Gemini: Gemini was trained on a vast corpus of text data, spanning various domains and languages. This extensive training dataset contributes to its comprehensive understanding of natural language.
OpenAI: OpenAI was trained on a diverse collection of text, code, and web data. This diverse training regime enables it to excel in various tasks, including question answering, code generation, and dialogue generation.

3. Natural Language Processing Tasks:

Gemini: Gemini showcases impressive performance in various NLP tasks, including text summarization, machine translation, and named entity recognition. Its ability to grasp the context and generate coherent text makes it suitable for tasks that require high-quality natural language generation.
OpenAI: OpenAI excels in tasks that involve generating creative content, such as writing stories, poems, and even computer code. Its versatility extends to dialogue generation, where it can engage in conversations that mimic human-like responses.

4. Applications:

Gemini: Gemini’s capabilities lend themselves to applications ranging from customer service chatbots to automated text summarization tools. Its proficiency in understanding and generating natural language makes it valuable in domains that require accurate and fluent communication.
OpenAI: OpenAI finds applications in creative writing assistance, language translation, and question answering systems. Its ability to generate diverse and engaging content makes it a valuable tool for content creators and marketers.
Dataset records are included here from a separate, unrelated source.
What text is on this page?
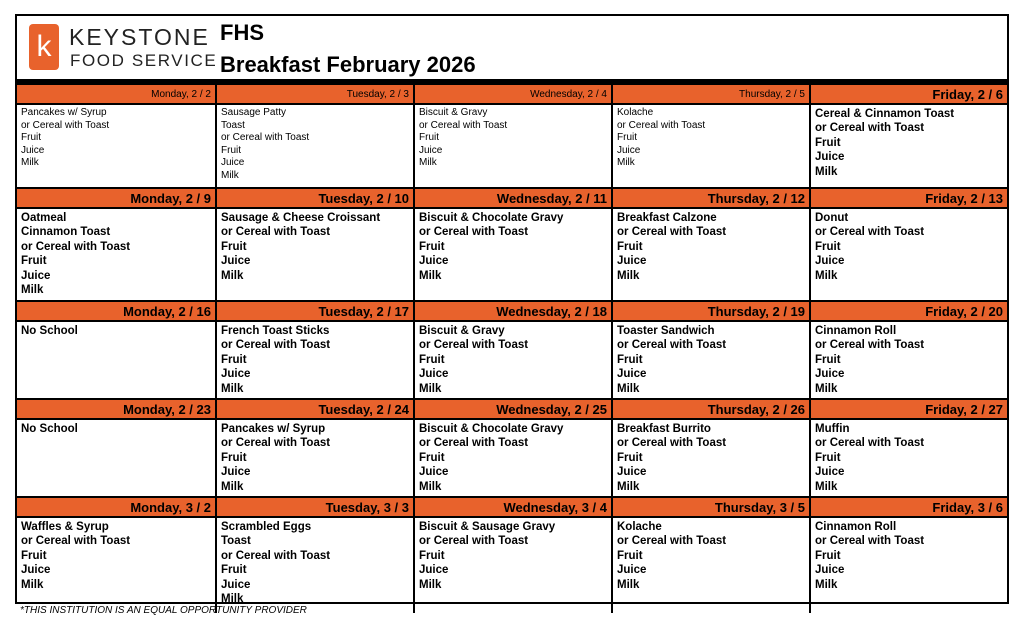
k KEYSTONE
FOOD SERVICE
FHS
Breakfast February 2026
Monday, 2 / 2
Pancakes w/ Syrup
or Cereal with Toast
Fruit
Juice
Milk
Tuesday, 2 / 3
Sausage Patty
Toast
or Cereal with Toast
Fruit
Juice
Milk
Wednesday, 2 / 4
Biscuit & Gravy
or Cereal with Toast
Fruit
Juice
Milk
Thursday, 2 / 5
Kolache
or Cereal with Toast
Fruit
Juice
Milk
Friday, 2 / 6
Cereal & Cinnamon Toast
or Cereal with Toast
Fruit
Juice
Milk
Monday, 2 / 9
Oatmeal
Cinnamon Toast
or Cereal with Toast
Fruit
Juice
Milk
Tuesday, 2 / 10
Sausage & Cheese Croissant
or Cereal with Toast
Fruit
Juice
Milk
Wednesday, 2 / 11
Biscuit & Chocolate Gravy
or Cereal with Toast
Fruit
Juice
Milk
Thursday, 2 / 12
Breakfast Calzone
or Cereal with Toast
Fruit
Juice
Milk
Friday, 2 / 13
Donut
or Cereal with Toast
Fruit
Juice
Milk
Monday, 2 / 16
No School
Tuesday, 2 / 17
French Toast Sticks
or Cereal with Toast
Fruit
Juice
Milk
Wednesday, 2 / 18
Biscuit & Gravy
or Cereal with Toast
Fruit
Juice
Milk
Thursday, 2 / 19
Toaster Sandwich
or Cereal with Toast
Fruit
Juice
Milk
Friday, 2 / 20
Cinnamon Roll
or Cereal with Toast
Fruit
Juice
Milk
Monday, 2 / 23
No School
Tuesday, 2 / 24
Pancakes w/ Syrup
or Cereal with Toast
Fruit
Juice
Milk
Wednesday, 2 / 25
Biscuit & Chocolate Gravy
or Cereal with Toast
Fruit
Juice
Milk
Thursday, 2 / 26
Breakfast Burrito
or Cereal with Toast
Fruit
Juice
Milk
Friday, 2 / 27
Muffin
or Cereal with Toast
Fruit
Juice
Milk
Monday, 3 / 2
Waffles & Syrup
or Cereal with Toast
Fruit
Juice
Milk
Tuesday, 3 / 3
Scrambled Eggs
Toast
or Cereal with Toast
Fruit
Juice
Milk
Wednesday, 3 / 4
Biscuit & Sausage Gravy
or Cereal with Toast
Fruit
Juice
Milk
Thursday, 3 / 5
Kolache
or Cereal with Toast
Fruit
Juice
Milk
Friday, 3 / 6
Cinnamon Roll
or Cereal with Toast
Fruit
Juice
Milk
*THIS INSTITUTION IS AN EQUAL OPPORTUNITY PROVIDER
5. Ethical Considerations:

Gemini: As with any powerful technology, the ethical implications of using Gemini must be carefully considered. Its potential for generating biased or harmful content warrants responsible usage and monitoring.
OpenAI: OpenAI presents similar ethical challenges, particularly in the context of deepfake generation and the spread of misinformation. Its capabilities necessitate thoughtful guidelines and responsible deployment.

6. Future Potential:

Gemini: Gemini’s ongoing development by Google AI promises further advancements in its capabilities, leading to even more sophisticated natural language processing tasks.
OpenAI: OpenAI’s focus on developing general-purpose AI suggests that its potential extends beyond language modeling. It holds the promise of tackling complex problems that require reasoning, planning, and decision-making.
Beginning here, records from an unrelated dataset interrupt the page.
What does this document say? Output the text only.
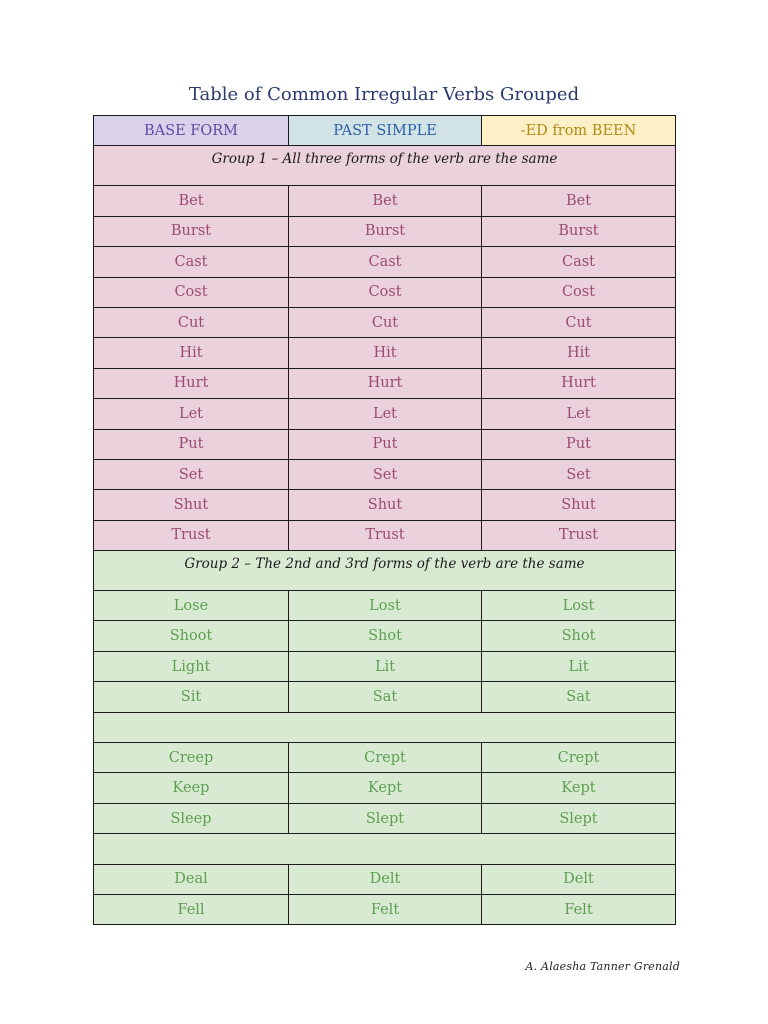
Table of Common Irregular Verbs Grouped
BASE FORM	PAST SIMPLE	-ED from BEEN
Group 1 – All three forms of the verb are the same		
Bet	Bet	Bet
Burst	Burst	Burst
Cast	Cast	Cast
Cost	Cost	Cost
Cut	Cut	Cut
Hit	Hit	Hit
Hurt	Hurt	Hurt
Let	Let	Let
Put	Put	Put
Set	Set	Set
Shut	Shut	Shut
Trust	Trust	Trust
Group 2 – The 2nd and 3rd forms of the verb are the same		
Lose	Lost	Lost
Shoot	Shot	Shot
Light	Lit	Lit
Sit	Sat	Sat

Creep	Crept	Crept
Keep	Kept	Kept
Sleep	Slept	Slept

Deal	Delt	Delt
Fell	Felt	Felt
A. Alaesha Tanner Grenald
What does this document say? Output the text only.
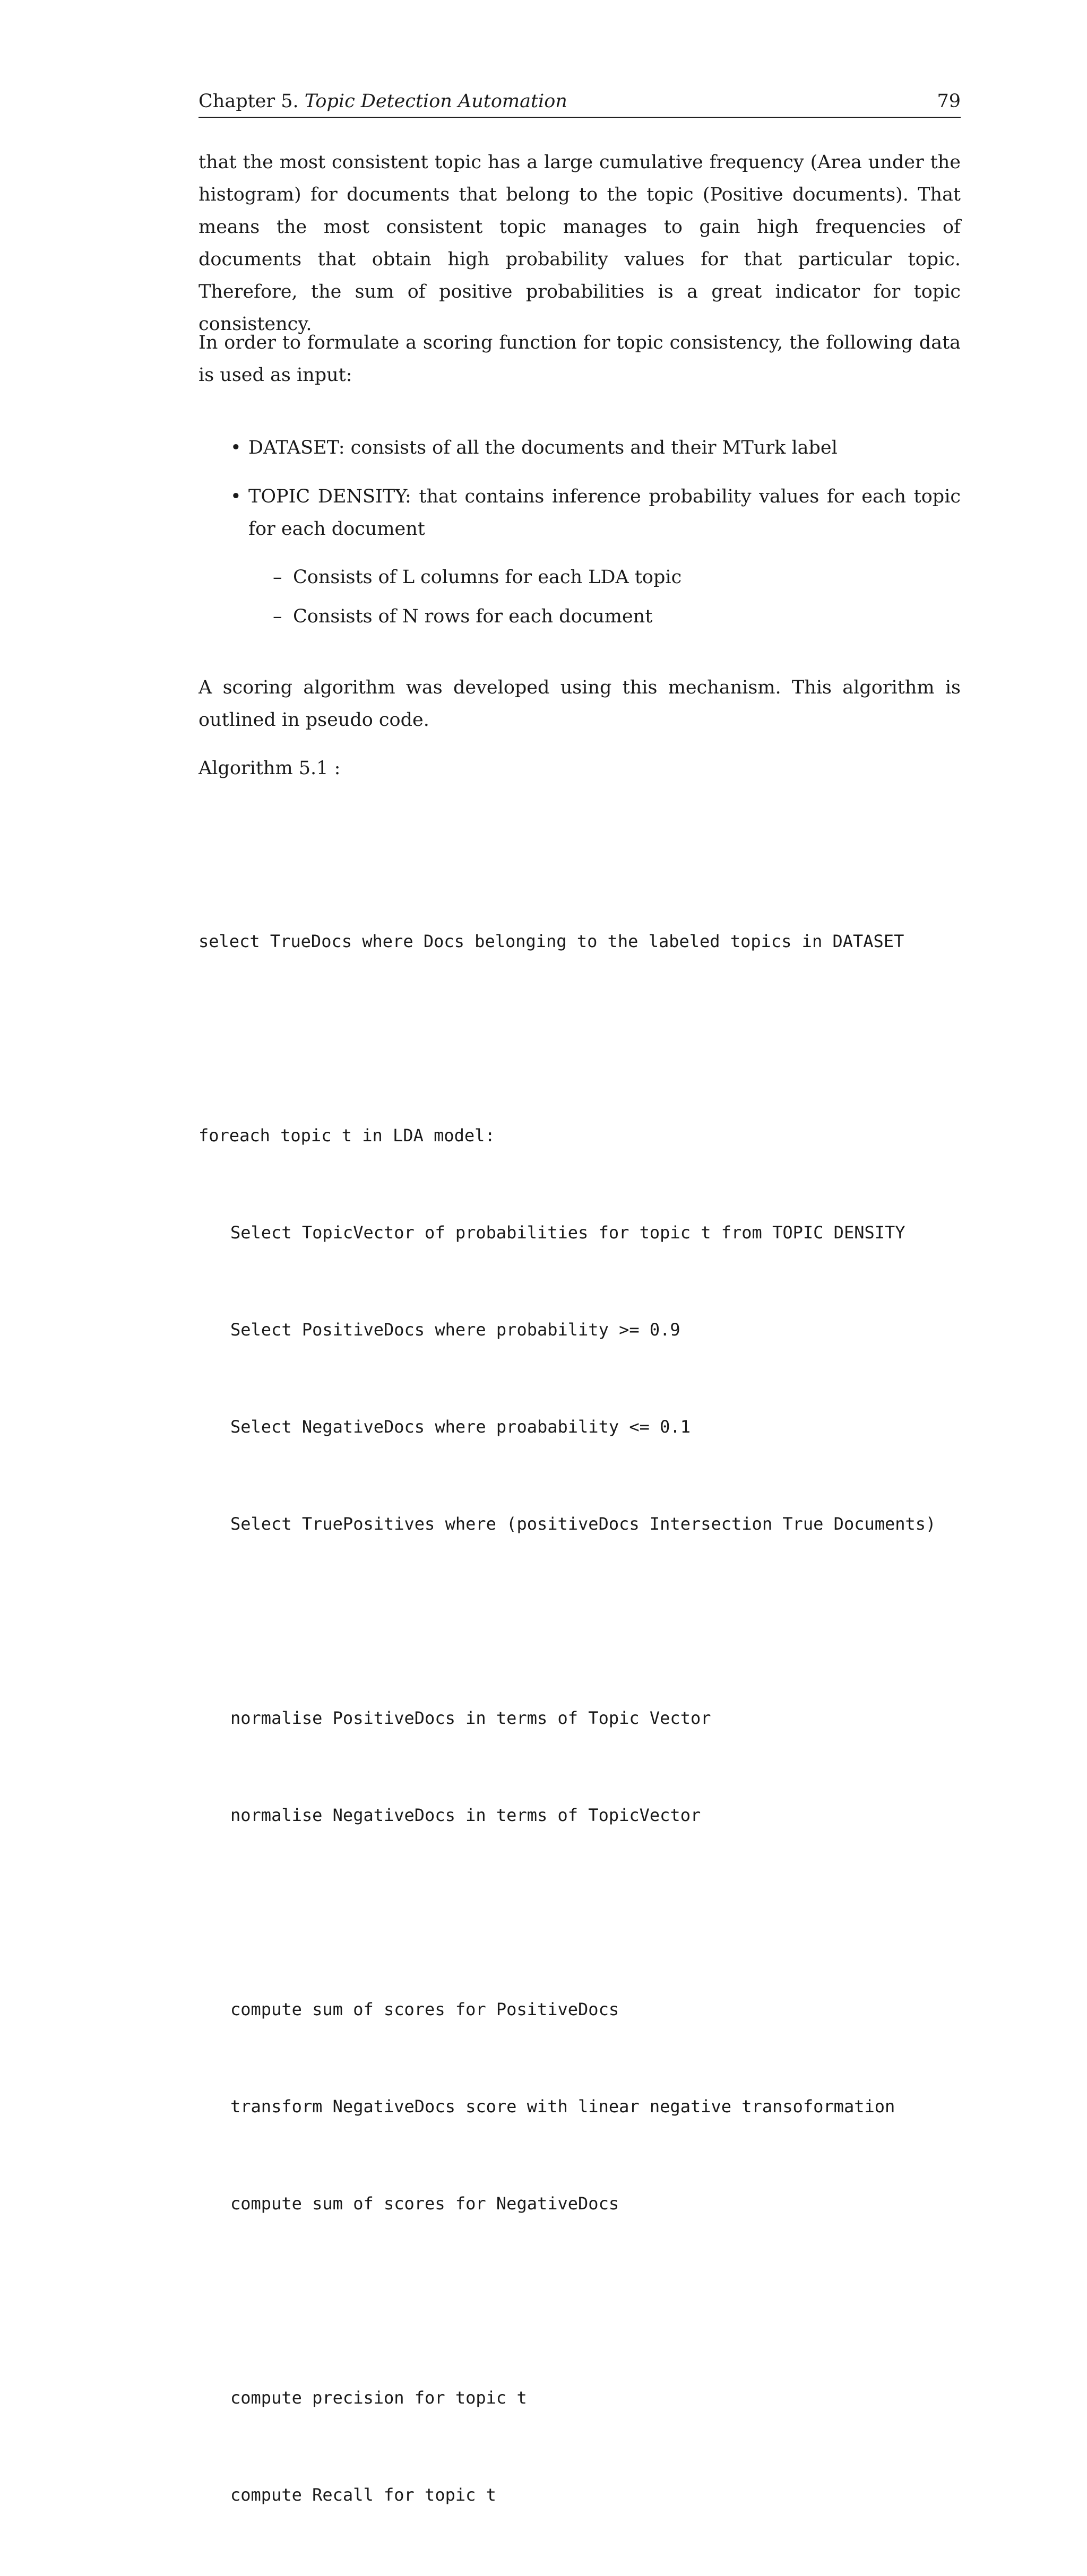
Chapter 5. Topic Detection Automation	79
that the most consistent topic has a large cumulative frequency (Area under the histogram) for documents that belong to the topic (Positive documents). That means the most consistent topic manages to gain high frequencies of documents that obtain high probability values for that particular topic. Therefore, the sum of positive probabilities is a great indicator for topic consistency.
In order to formulate a scoring function for topic consistency, the following data is used as input:
• DATASET: consists of all the documents and their MTurk label
• TOPIC DENSITY: that contains inference probability values for each topic for each document
– Consists of L columns for each LDA topic
– Consists of N rows for each document
A scoring algorithm was developed using this mechanism. This algorithm is outlined in pseudo code.
Algorithm 5.1 :

select TrueDocs where Docs belonging to the labeled topics in DATASET

foreach topic t in LDA model:

Select TopicVector of probabilities for topic t from TOPIC DENSITY

Select PositiveDocs where probability >= 0.9

Select NegativeDocs where proabability <= 0.1

Select TruePositives where (positiveDocs Intersection True Documents)

normalise PositiveDocs in terms of Topic Vector

normalise NegativeDocs in terms of TopicVector

compute sum of scores for PositiveDocs

transform NegativeDocs score with linear negative transoformation

compute sum of scores for NegativeDocs

compute precision for topic t

compute Recall for topic t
Closing the chapter on Gemini Pro and Gemini Pro Vision — a transformative duo in AI exploration. Gemini Pro unleashes textual creativity, while Pro Vision seamlessly blends text and images. With Streamlit as our guide, we’ve made AI interaction intuitive. As we look forward, these models democratize AI, making it a creative companion for all. The future of transformative AI is here, and Gemini leads the way!